Myth: If your partner has an STD, you'll know it.

Busted: Like the myth above, there's no way to know if your partner has an STD unless they get tested. They may not show any signs or symptoms. Even if they have an STD, they may not know it. Ask your partner to get tested and put both your minds at ease.

Myth: You can only catch herpes when your partner is having an outbreak.

Busted. It may surprise you, but many people who have herpes don't know it. (In fact, the Centers for Disease Control and Prevention estimates that more than 750,000 people are infected with herpes every year!) Herpes symptoms can lie dormant for weeks before an outbreak occurs. So even if your partner looks and feels healthy, they could be infected and pass the herpes virus to you. Only an STD test that screens for herpes can tell you for sure whether you have it or not. Be smart - get tested and ask your partner to get tested too.

Myth: Only certain "types" of people get STDs.

Busted. Like all things in life, it's best not to judge a book by its cover. People from all walks of life can (and do) get infected with STDs. STDs don't care if you're straight or gay, male or female, old or young – anyone who is sexually active is at risk. With nearly 20 million new infections diagnosed across the U.S. every year, it's just smart to get tested and know the status of your own sexual health.

Myth: Having sex in a pool or hot tub is okay because chlorine will kill off STDs.

Busted: This myth is a classic, and it's completely false. Neither chlorine nor hot water will kill the bacteria and viruses that cause STDs. And while condoms can help you have safer sex, latex condoms can break down in a hot tub. So don't count on the pool for protection. Get tested and be sure you are STD-free.

Myth: If you don't have a condom, use plastic wrap.

Busted: If you don't have a condom, go get one. But do not use plastic wrap as a substitute. Most plastic wraps have tiny holes that can't protect you from an STD. If you've tried this before, please get tested – your health is too important to risk.

Myth: You can only get an STD from semen.

Busted: Some STDs, like herpes and syphilis, can be spread with skin-to-skin contact. For example, during a herpes outbreak, active sores appear. When these sores come into contact with your skin or other moist areas like your mouth or throat, the herpes virus can spread. Getting tested is the only way to be sure you haven't been exposed or contracted an STD.

Myth: The Pill prevents STDs.

Busted: The Pill does not prevent STDs. It is only designed to prevent pregnancy. If you are using the Pill because you think it provides protection against STDs, you need to get tested.

Myth: Chlamydia and gonorrhea aren't a big deal and they go away on their own.

Busted: Although chlamydia and gonorrhea are both curable, they will not go away on their own. If these infections aren't treated, they can create long-term sexual health problems for both men and women.

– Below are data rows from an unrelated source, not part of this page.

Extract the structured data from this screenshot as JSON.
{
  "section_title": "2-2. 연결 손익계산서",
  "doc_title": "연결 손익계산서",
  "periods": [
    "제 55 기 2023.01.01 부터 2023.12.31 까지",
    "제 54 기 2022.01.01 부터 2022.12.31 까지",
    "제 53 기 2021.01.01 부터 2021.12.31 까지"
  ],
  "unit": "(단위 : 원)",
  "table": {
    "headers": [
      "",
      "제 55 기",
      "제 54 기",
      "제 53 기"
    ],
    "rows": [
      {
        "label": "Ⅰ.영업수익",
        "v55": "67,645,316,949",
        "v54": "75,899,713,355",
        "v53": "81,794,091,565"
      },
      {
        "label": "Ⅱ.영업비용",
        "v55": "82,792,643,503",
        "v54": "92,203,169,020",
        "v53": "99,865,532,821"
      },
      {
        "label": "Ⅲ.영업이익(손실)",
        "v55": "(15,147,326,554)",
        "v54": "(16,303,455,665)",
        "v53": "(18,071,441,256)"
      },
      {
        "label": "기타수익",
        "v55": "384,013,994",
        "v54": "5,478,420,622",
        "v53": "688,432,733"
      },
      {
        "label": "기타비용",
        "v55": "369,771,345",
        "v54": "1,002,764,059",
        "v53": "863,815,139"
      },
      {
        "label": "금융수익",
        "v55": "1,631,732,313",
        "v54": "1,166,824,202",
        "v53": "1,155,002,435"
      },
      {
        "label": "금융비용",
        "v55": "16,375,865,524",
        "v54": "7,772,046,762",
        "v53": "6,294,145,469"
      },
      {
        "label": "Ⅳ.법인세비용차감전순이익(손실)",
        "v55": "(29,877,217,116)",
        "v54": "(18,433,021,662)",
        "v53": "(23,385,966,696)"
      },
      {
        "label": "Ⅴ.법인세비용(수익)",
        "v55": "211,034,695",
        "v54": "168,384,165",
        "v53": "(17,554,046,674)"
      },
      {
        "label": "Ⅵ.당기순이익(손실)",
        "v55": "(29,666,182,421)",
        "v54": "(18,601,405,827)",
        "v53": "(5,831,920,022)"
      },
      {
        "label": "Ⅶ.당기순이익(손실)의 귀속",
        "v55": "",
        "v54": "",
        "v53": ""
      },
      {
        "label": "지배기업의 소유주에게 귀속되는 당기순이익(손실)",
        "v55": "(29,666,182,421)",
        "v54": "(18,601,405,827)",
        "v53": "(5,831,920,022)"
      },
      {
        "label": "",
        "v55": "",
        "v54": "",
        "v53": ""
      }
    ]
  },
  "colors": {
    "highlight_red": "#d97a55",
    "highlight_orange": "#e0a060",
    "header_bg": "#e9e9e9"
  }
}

Play it safe: get tested for these STDs. If your test results are positive, a simple prescription antibiotic will put you on the road to recovery.

Myth: Two condoms are better than one.

Busted: It seems logical but it's just not true. During sex, the condoms rub against each other. This friction can cause them to rip, tear or break. Stick with the sexual health experts on this one: doctors, nurses, the Centers for Disease Control and Prevention and condom makers all agree that one condom equals safer sex.